Grave symbole farouche, morne
idée nocturne tournoyant dans le chaos.
Frigide Hamlet que rien n’enflamme.
Par ci, par là, rôde cette ombre esseulée,
par ci, par là, noble et taciturne,
(noble, Hyperboréenne, fuyante):
pareille au fantomal Sigismond
passablement métaphysique, lorsqu’il
traverse, intrépide, l’aride sphère.
Grave symbole hargneux.
Grave symbole hargneux, fantôme
vaguant par un voluptueux archipel
-brume légère et criques dans les nuages,
baies et fjords dans les brouillards-.
Grave symbole hermétique: sa prémonition
de l’hôte actuel épouvante,
son aspect de chérubin grisâtre
(chauve-souris du chaos ténébreux)
errant dans l’onde opaline.
Plus lointain que jamais.
Plus lointain que jamais. Plus isolé
qu’une fiction. Pur monstre,
entéléchie et embléme cérébral:
ombre funeste d’exhibition fatale
du Póle antarctique et arctique
-exhumée de quelle caverne?-,
fantôme gris, lucifuge et vaguant
par le fond angoissant, ténébreux,
que secoue un âpre vent des abîmes.
Plus lointain jamais.
Plus lointain jamais. Aveugle, muet,
il sillonne les mers et fend les océans
métaphysiques: mât de chêne
que ne fait ployer la voilure gonflée,
ni ne casse la foudre cruelle de Zeus...,
ni n’est abattu á force d’ennui, peut-être.

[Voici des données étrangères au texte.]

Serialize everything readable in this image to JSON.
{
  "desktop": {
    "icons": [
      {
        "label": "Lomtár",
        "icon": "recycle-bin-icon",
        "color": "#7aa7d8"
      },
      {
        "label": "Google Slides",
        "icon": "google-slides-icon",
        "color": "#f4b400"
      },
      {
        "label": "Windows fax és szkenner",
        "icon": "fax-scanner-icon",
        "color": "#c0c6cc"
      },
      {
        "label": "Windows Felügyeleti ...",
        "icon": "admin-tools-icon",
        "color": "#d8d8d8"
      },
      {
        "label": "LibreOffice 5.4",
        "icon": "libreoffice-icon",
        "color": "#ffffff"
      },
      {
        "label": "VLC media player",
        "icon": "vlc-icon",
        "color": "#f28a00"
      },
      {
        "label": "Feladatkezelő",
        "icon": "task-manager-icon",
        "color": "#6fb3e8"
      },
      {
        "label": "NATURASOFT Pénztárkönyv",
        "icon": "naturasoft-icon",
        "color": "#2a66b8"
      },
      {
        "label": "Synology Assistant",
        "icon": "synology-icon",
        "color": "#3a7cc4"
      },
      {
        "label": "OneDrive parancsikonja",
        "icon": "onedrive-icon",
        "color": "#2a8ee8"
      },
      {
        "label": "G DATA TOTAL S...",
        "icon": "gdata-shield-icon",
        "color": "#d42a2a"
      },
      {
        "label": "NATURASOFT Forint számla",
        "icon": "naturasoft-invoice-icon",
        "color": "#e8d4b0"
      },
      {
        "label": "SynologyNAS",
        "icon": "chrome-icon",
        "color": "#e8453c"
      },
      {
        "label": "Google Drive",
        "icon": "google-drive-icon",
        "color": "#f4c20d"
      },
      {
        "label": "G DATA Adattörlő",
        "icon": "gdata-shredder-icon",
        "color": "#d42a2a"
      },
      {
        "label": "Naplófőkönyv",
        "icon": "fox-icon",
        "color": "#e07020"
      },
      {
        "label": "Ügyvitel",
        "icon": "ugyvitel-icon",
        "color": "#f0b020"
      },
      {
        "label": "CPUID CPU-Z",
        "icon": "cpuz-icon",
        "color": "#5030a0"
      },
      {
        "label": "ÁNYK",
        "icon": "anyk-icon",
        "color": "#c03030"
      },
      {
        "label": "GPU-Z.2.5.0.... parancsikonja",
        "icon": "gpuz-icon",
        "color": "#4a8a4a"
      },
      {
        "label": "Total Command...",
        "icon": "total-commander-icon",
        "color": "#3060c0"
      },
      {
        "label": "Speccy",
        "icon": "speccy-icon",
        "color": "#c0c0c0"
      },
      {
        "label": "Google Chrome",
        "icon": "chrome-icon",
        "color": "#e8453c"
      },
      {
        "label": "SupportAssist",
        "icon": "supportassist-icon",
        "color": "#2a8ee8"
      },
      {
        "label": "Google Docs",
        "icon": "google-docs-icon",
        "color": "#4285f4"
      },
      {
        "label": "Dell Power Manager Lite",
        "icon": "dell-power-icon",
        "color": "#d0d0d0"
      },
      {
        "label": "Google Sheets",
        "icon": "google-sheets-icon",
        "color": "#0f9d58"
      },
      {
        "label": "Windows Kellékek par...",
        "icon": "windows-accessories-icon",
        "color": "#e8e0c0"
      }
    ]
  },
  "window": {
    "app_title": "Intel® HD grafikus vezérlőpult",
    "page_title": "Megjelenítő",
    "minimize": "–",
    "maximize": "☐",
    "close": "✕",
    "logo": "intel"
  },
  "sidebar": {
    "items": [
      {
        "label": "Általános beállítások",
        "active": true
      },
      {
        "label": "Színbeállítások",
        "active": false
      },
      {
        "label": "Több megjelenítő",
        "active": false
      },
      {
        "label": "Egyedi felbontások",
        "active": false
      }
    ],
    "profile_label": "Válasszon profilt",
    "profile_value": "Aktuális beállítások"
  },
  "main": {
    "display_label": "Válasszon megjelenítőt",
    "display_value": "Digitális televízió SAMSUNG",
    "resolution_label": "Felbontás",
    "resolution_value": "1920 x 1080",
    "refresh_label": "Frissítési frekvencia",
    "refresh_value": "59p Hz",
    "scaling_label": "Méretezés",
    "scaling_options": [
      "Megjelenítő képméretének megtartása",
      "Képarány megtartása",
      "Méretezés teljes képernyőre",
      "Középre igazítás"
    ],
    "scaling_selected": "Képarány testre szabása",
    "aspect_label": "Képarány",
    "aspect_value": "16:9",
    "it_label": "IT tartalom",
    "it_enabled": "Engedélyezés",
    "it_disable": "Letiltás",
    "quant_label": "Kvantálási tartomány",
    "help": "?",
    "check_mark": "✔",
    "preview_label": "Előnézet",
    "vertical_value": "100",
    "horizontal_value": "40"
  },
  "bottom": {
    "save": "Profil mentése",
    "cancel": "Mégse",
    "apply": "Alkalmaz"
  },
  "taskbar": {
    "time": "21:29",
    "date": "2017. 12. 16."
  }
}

Plus lointain jamais. Hargneux, inébranlable.
Il ne descend pas de son poteau insulaire
même si des voix lascives l’appellent.
Jongleur ivre du moûtt classique
vieux et jeune ou de philtres de mort.
Que ce soit Dionysos ou Bacchus.
Bacchus blond ou Dionysos à la tête
frisée noire comme le noir falerne.
Troubadour faiseur de lais érotiques.
Jongleur ivre de bouches ou de vin:
les forces sensuelles me possèdent
-profond amour ou cajolerie féminine
troubadour, sempiternel amadis.
Je suis saturé de sucs fatals
-arome dense, parfum vaporeux
de l’absinthe aux reflets opalins.
Cassiopée de lumière qui estompe
le spongieux brouillard, sombre tulle de brume
tendre flocon de neige, fleur d’écume,
voile neigeux et aérien...
Voile neigeux et aérien... La couleur
ambiguë et vague qui s’estompe a peine
lorsqu’elle parait... Cassiopée fugace,
étrange, Ligée vagabonde,
celle d’aujourd’hui, d’hier et de jadis
-parmi les vapeurs léthiferes, déléteres. . . -
D’azur les yeux de Cassiopée,
Elsa frêle et svelte,
Elsa frêle et svelte, Elsa blonde!
-mais brune est Xatlí, la lointaine-.
Elsa blonde et svelte, Elsa frêle!
Cassiopée dans la mer! Celle qu’Ulysse
eut de la nubile Calypso! Odysseus
de cette légère, précoce Circé
-blonde, éburnéenne et puérile! - Cassiopée
sans souillure -au delta mordoré-.
Neuve Aglaé ni farouche ni facile...
Cassiopée folâtrant dans les flots,
Cassiopée sur la plage! De gueules
ses lèvres humides comme celles d’Yseult!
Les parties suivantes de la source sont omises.